O músico acabaria por chocar de frente com a história, isto é, com o seu patrão. Gordy, e a Motown, recusaram-se a editar “You're the Man”, álbum que funcionaria como sequela para “What's Going On”; de facto, só no passado dia 29 de março é que os fãs puderam finalmente escutar, pela primeira vez, os temas que o compõem, numa reedição da Universal. Mas do choque nasceu a bonança, a felicidade, a canção e o álbum que serão responsáveis por quase tantos nascimentos quanto uma vitória num Campeonato do Mundo: “Let's Get It On”.

A estes, seguiu-se uma aclamada digressão pelos EUA, em 1974 e 1975, e uma digressão europeia, em 1976. Dois anos depois, Marvin Gaye voltava ao poço, tornando-se viciado em cocaína e debatendo-se com problemas de natureza financeira, nomeadamente com o fisco, que o levaram a mudar-se para Londres no início da década de 80. Em 1981, seria a Bélgica a acolhê-lo; e seria nesse país que se livraria do vício e ganharia toda uma nova confiança.

O que é que acontece quando se tem confiança? Faz-se magia. Se 'Let's Get It On' era o supra-sumo da sensualidade, 'Sexual Healing' era a sua conclusão lógica. Lançado em 1982, o tema acabou por se tornar no maior sucesso da carreira de Marvin Gaye, valendo-lhe ainda dois prémios Grammy em 1983. Se pensarmos na sensualidade e no sexo como uma mixtape, 'Let's Get It On' será a primeira faixa, 'Sexual Healing' estará algures pelo meio e, no final, só mesmo no final, talvez se possa incluir algo como 'Cigarettes and Coffee', de Otis Redding...

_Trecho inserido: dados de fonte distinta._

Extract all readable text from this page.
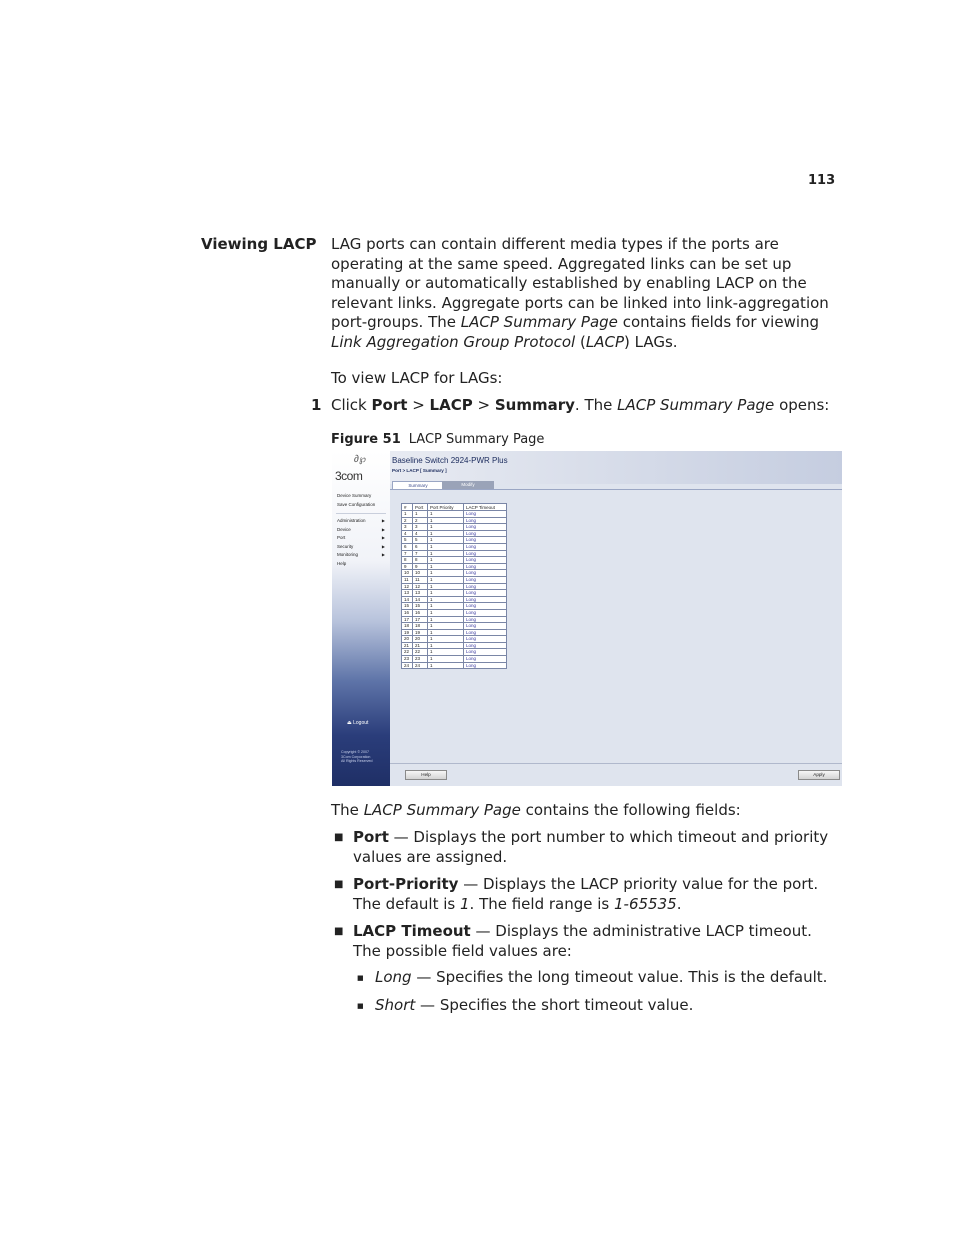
113
Viewing LACP LAG ports can contain different media types if the ports are operating at the same speed. Aggregated links can be set up manually or automatically established by enabling LACP on the relevant links. Aggregate ports can be linked into link-aggregation port-groups. The LACP Summary Page contains fields for viewing Link Aggregation Group Protocol (LACP) LAGs.
To view LACP for LAGs:
1 Click Port > LACP > Summary. The LACP Summary Page opens:
Figure 51 LACP Summary Page
∂℘
3com
Device Summary
Save Configuration
Administration	▶
Device	▶
Port	▶
Security	▶
Monitoring	▶
Help
⏏ Logout
Copyright © 2007
3Com Corporation
All Rights Reserved
Baseline Switch 2924-PWR Plus
Port > LACP [ Summary ]
Summary	Modify
#	Port	Port Priority	LACP Timeout
1	1	1	Long
2	2	1	Long
3	3	1	Long
4	4	1	Long
5	5	1	Long
6	6	1	Long
7	7	1	Long
8	8	1	Long
9	9	1	Long
10	10	1	Long
11	11	1	Long
12	12	1	Long
13	13	1	Long
14	14	1	Long
15	15	1	Long
16	16	1	Long
17	17	1	Long
18	18	1	Long
19	19	1	Long
20	20	1	Long
21	21	1	Long
22	22	1	Long
23	23	1	Long
24	24	1	Long
Help	Apply
The LACP Summary Page contains the following fields:
■ Port — Displays the port number to which timeout and priority values are assigned.
■ Port-Priority — Displays the LACP priority value for the port. The default is 1. The field range is 1-65535.
■ LACP Timeout — Displays the administrative LACP timeout. The possible field values are:
■ Long — Specifies the long timeout value. This is the default.
■ Short — Specifies the short timeout value.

Os dias bons, no entanto, acabariam depressa; Marvin Gaye seria morto em 1984 e o mundo perdia uma das suas grandes vozes, alguém que «transcendeu as fronteiras do R&B como nenhum outro», conforme afirmou o autor Michael Eric Dyson. Foram as suas gravações, talvez mais do que nenhuma outra, que ajudaram a Motown Records a tornar-se numa das maiores editoras da história da música, e uma sem a qual a música não teria história. Os “corredores da fama” do rock, do R&B e até de Hollywood têm todos o seu nome lá inscrito. A conclusão deverá, então, ser: o que é que torna uma pessoa sexy? Simples; basta escutar Marvin Gaye.